The Congressional Budget Office just poured cold water on a popular Republican proposal to “fix” Obamacare.
The GOP’s bill would change the Affordable Care Act’s definition of a “full time employee” from a worker logging 30 hours each week to someone logging 40 or more hours a week.
Related: Obamacare’s 30-Hour Workweek Challenged by GOP
The nonpartisan CBO found that under Obamacare, the GOP bill would increase the deficit by about $74 billion over the next decade and cause one million people to lose their work-based insurance.
Under Obamacare’s employer mandate, companies with 50 or more “full-time” employees must offer health insurance to their workers or pay a penalty if at least one employee purchases a plan through the health care marketplace with a federal subsidy.
Supporters of the GOP bill say the law’s current 30-hour-a-week threshold incentivizes companies to shift full-time workers to part-time status just below the 30-hour threshold to avoid paying for employee health insurance. Ways and Means Committee Chairman Dave Camp (R-MI) and other Republicans have dubbed these workers the “Obamacare 29ers,” a reference to the reduced weekly hours they say employees would work because of the law.
“Many of these people have either lost or risk losing their full-time status and are being held back through no fault of their own but instead by a misguided law,” Camp said in a statement last week.
Related: Editing Obamacare: The GOP Tries a Different Tack
Some health policy experts, however, argue that changing the full-time status to 40-hour work weeks makes it even easier for companies to circumvent the requirement that medium to large firms provide health coverage to their workers.

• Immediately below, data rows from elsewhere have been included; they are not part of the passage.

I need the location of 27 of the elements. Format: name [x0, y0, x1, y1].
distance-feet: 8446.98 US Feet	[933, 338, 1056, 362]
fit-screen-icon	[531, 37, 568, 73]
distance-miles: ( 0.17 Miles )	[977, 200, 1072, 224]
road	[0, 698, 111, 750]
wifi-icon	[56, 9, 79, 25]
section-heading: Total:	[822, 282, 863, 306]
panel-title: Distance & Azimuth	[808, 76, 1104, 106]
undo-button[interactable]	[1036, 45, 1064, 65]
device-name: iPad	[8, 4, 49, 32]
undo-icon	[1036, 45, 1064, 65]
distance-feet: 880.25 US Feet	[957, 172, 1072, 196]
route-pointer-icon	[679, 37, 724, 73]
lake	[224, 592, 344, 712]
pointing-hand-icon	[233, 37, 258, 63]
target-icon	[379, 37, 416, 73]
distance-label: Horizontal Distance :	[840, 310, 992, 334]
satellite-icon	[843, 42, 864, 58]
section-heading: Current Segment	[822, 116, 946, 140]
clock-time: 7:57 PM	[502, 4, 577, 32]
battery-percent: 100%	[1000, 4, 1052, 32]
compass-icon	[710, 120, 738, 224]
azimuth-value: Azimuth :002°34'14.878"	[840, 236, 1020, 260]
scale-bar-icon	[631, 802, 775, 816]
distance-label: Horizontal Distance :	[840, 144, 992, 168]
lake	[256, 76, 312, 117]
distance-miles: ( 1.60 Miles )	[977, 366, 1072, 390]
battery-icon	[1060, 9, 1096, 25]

The CBO also found that the GOP’s plan would increase the number of uninsured by 500,000 – and push about another 500,000 onto Medicaid or Obamacare.
“By essentially eliminating any requirement for businesses to contribute to the cost of health coverage, Republicans have just embraced a proposal to put wages and benefits at risk for a million or more hard-working Americans, while substantially increasing the deficit,” House Ways and Means Committee ranking member Sandy Levin (D-MI) said in a statement.
The bill is one of the GOP’s first serious attempts to “fix” Obamacare ahead of the 2014 elections. House Majority Leader Eric Cantor (R-VA) said last week that the House plans to take up the measure in March. Meanwhile, Republicans are finalizing another Obamacare alternative.